We also see him on a donkey entering into Jerusalem where he will eventually attend his Last Supper, a dramatic event that covers more than half the back wall in a modified Leonardo style. Jesus’ ascension takes place above that evening meal with him being accompanied by winged angels.

And beneath the disciples and Jesus are a long line of Ethiopian prophets and saints who Emebet cannot enumerate for me, but there are clearly many. What is equally amazing about her paintings is that the subject matter ranges between both the Old and New Testaments.

She features Shadrack, Meshack, and Abednego together with a ‘fourth man’, a larger-than-life ‘ son of God’ who’d been sent to save the three. She doesn’t forget Moses who has a staff in hand that has a snake’s head at the top of the rod.

And she even has a panel devoted to Saint George slaying the dragon, even though George doesn’t actually figure anywhere in the Bible. He’s said to have pre-Christian origins but gained legendary status during the Crusades. Side by side of George, she painted a panel of the angel Michael who did battle against another dragon on the babe’s behalf in the book of Revelation.

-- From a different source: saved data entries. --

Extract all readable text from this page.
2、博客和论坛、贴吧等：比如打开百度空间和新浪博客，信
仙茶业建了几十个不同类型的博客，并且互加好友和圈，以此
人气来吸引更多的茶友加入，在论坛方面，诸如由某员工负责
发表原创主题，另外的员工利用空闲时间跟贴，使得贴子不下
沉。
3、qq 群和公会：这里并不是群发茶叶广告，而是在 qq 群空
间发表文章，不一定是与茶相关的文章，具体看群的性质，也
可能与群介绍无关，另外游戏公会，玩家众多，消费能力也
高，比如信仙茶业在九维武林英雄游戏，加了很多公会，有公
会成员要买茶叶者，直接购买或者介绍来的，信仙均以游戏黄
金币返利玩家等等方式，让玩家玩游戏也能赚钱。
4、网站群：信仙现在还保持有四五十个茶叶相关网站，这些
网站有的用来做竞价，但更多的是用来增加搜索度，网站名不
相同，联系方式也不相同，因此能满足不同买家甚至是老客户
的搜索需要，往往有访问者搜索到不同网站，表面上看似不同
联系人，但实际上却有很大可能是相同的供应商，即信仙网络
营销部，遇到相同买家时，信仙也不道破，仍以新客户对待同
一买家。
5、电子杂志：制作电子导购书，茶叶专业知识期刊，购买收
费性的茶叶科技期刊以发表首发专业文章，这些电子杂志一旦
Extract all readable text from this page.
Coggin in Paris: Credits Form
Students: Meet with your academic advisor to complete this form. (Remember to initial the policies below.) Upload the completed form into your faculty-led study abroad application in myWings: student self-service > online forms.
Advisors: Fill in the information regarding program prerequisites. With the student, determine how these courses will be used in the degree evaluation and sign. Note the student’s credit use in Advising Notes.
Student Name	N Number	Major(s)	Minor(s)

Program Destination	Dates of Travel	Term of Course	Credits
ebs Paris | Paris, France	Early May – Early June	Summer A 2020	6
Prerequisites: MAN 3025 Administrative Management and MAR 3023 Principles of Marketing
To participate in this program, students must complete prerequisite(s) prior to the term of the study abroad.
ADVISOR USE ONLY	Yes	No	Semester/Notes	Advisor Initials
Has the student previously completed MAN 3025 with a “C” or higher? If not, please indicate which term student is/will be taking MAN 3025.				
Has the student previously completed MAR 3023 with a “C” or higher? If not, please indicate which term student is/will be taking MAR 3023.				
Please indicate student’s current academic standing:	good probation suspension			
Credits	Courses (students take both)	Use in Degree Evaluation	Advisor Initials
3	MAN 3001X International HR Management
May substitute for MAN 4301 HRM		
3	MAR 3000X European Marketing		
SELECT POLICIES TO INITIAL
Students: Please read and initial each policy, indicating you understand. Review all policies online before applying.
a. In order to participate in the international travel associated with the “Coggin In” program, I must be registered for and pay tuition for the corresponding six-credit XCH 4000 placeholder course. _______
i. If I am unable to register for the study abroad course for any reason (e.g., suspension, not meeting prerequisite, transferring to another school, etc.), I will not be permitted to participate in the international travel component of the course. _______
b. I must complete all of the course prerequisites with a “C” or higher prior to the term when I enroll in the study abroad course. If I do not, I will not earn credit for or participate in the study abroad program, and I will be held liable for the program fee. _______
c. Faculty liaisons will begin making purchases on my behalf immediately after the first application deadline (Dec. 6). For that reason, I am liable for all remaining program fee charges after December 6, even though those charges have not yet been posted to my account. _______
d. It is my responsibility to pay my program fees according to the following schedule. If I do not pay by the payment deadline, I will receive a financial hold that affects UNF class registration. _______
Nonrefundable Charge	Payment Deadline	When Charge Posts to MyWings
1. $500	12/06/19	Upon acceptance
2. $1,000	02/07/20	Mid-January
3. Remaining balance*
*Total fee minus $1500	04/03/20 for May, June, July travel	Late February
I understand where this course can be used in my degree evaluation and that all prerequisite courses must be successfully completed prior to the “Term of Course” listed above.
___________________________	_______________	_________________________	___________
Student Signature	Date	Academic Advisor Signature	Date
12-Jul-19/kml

And in addition to her painting several images of Mary and the baby Jesus, Emebet has also created one panel devoted solely to Mary where she is surrounded by several angels, suggestive of how pure her soul and spirit had to be in order for her to give birth to the babe understood to be the son of God.

When she’s done, I can’t be sure the church will welcome the publicity Emebet’s artistry deserves. But if, one day the church gains UNESCO status, I won’t be surprised.